Ne oluyoruz?

Kıbrıs’ta “ateş kes” anlaşması devam ediyor. Bizim “Rum” deyip attığımız “Kıbrıs’ın Yunanlıları” (Ellino Kipriyolular) adanın kendilerine ait olduğunu, Kıbrıs meselesinin, kendilerine ait Kıbrıs’ın Türk işgalinden kaynaklandığını, işgalcinin Kıbrıs Türk azınlığını kullanmakta olduğunu savunuyorlar. 1955-58’lerin EOKA’sının, 1963-74’lerin EOKA B’sinin yerine, yeniden “siyah gömlekli faşist” teşkilatlar faaliyete geçmiş durumda.  Rum tarafında yapılan kamu yoklamalarından öğreniyoruz. Yüzde 65 Rum, Türklerle bir arada yaşamak niyetinde değil! Bir Türk’ün, 2 yıllığına olsun, Kıbrıs’ın Cumhurbaşkanı olmasını şiddetle ret ediyorlar. Kısacası, “ateş kes” anlaşması devam ediyor.
Bu şartlarda, 2002’den bu yana karşılıklı geçişler için kapılar açıldı. Bu kapılarda her iki tarafın polisi ve gümrük memurları var. Rum tarafındakiler yıllardır, KKTC’den alışveriş yapanları sıkı kontrole tabi tutuyor. Bizde bir laûbalilik, ciddiyetsizlik, umursamazlık, kendini bilmezlik devam edip durdu.
Şimdi, Devlet, “karşılıklı geçiş ve alışveriş şartları uygulanmalıdır” deyince, şikayetler başladı. Devletimizin varlığını, egemenliğimizi hazmedemeyen birkaç kuruluş, insanlarımızı tahrik için öncülük yapmağa başladı. Unuttukları bir şey daha var. Kuzeye geçen Rumların oranı yüzde yirmilerde kaldı. Yüzde 80 Rum, “işgal kalkmadıkça Kuzeye gelmem” diyor.
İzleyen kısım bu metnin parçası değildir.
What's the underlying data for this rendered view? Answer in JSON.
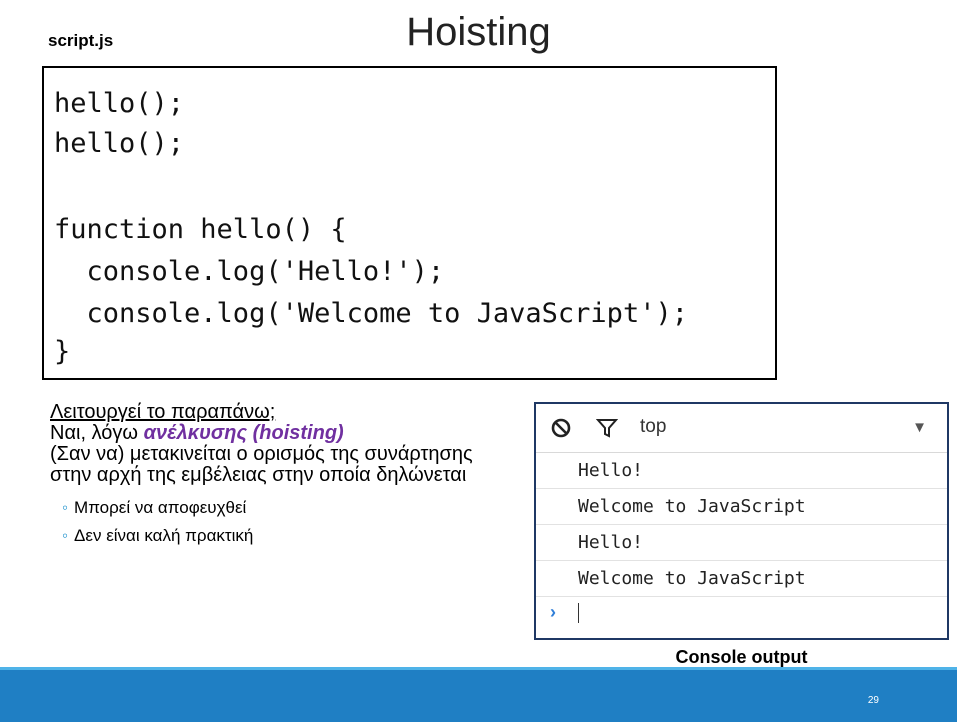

Bizde, güle oynaya ve övünerek, “ateş kes” hattını geçip, eğlenmeye, alış verişe gidenlerin haddi hesabı yok! Rum (Ellino Kipriyo - Kıbrıs Yunan’ı) bilinçli; bizimkiler, can pahasına elde edinenlerin değerini bilmiyor, bilinçsizlik hakim. Can ve kan pahasına elde edilenleri hiç olmazsa bu şehitler haftasında hatırlayıp biraz düşünsek ve elimizi vicdanımıza koysak?
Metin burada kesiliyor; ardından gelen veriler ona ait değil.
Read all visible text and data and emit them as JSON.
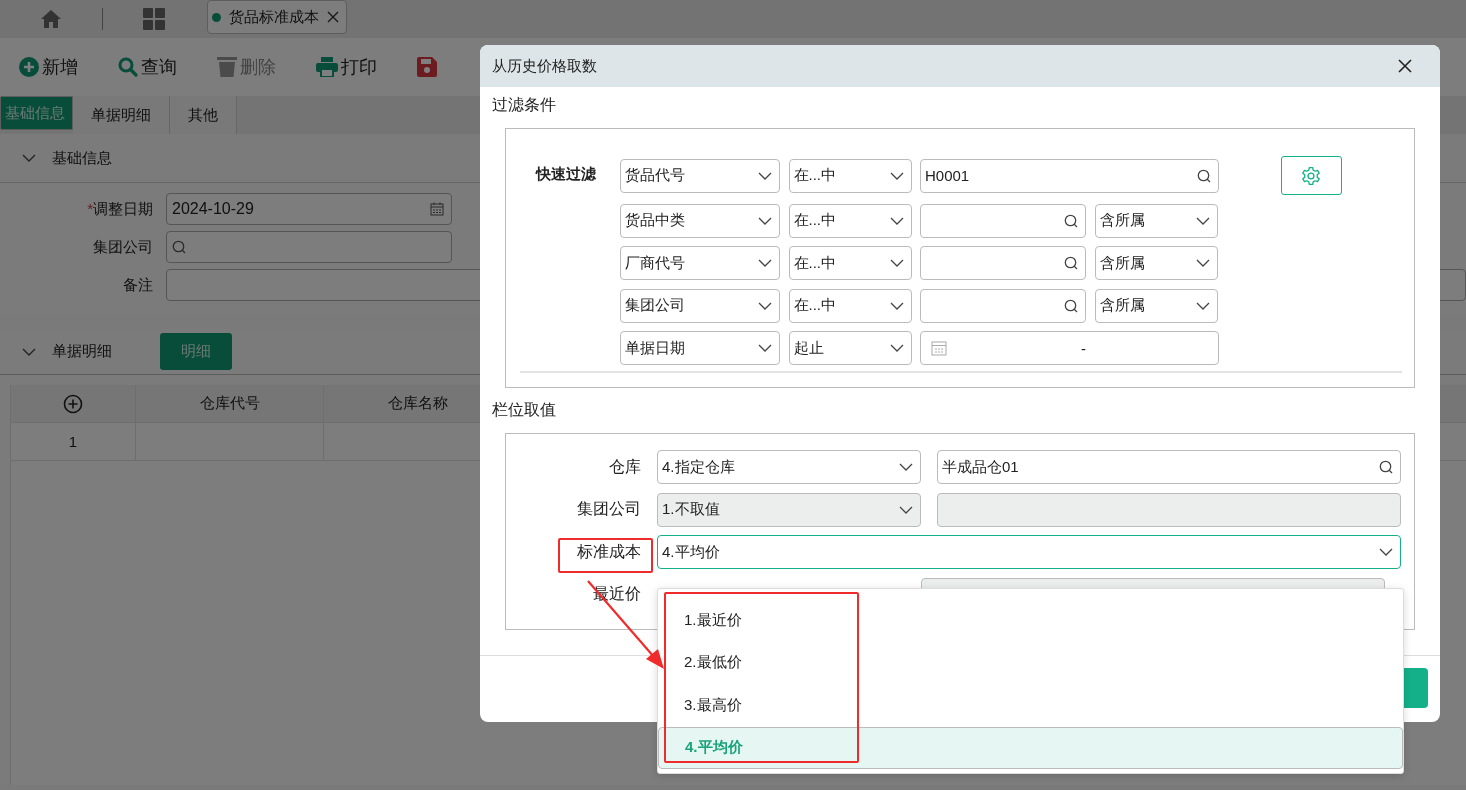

Kazanılan devletimizdir, 1960’da bize verilmiş olan eşit egemenlik haklarıdır, Rum’un bizi idare etme, hükümetimiz olma hakkı olmadığıdır;  Türkiye’nin garantörlüğünde başımız dik yaşamak, toplu mezarlara atılmamaktır.
Rum tarafında ucuzluk var diyerek, bu kıymetleri yerle bir etme hakkı kimsede yoktur. Rum’un bizden çaldıklarını ona vermemek hakkımız ve görevimizdir.
Bu akılda gidersek, Rum tarafı, bizim çarşı ve pazarımızı üç günde, her şeyi ucuzlatarak, yerle bir edebilir. Ne acentelik kalır, ne de tüccar. Bunu başardıktan sonra da canımızı yakacak tedbirleri acımasızca alır. “Ah ne yaptık?” demenin hiçbir anlamı kalmaz.
Devletin mevzuatını uygulayan sınır bekçilerini kutlarım.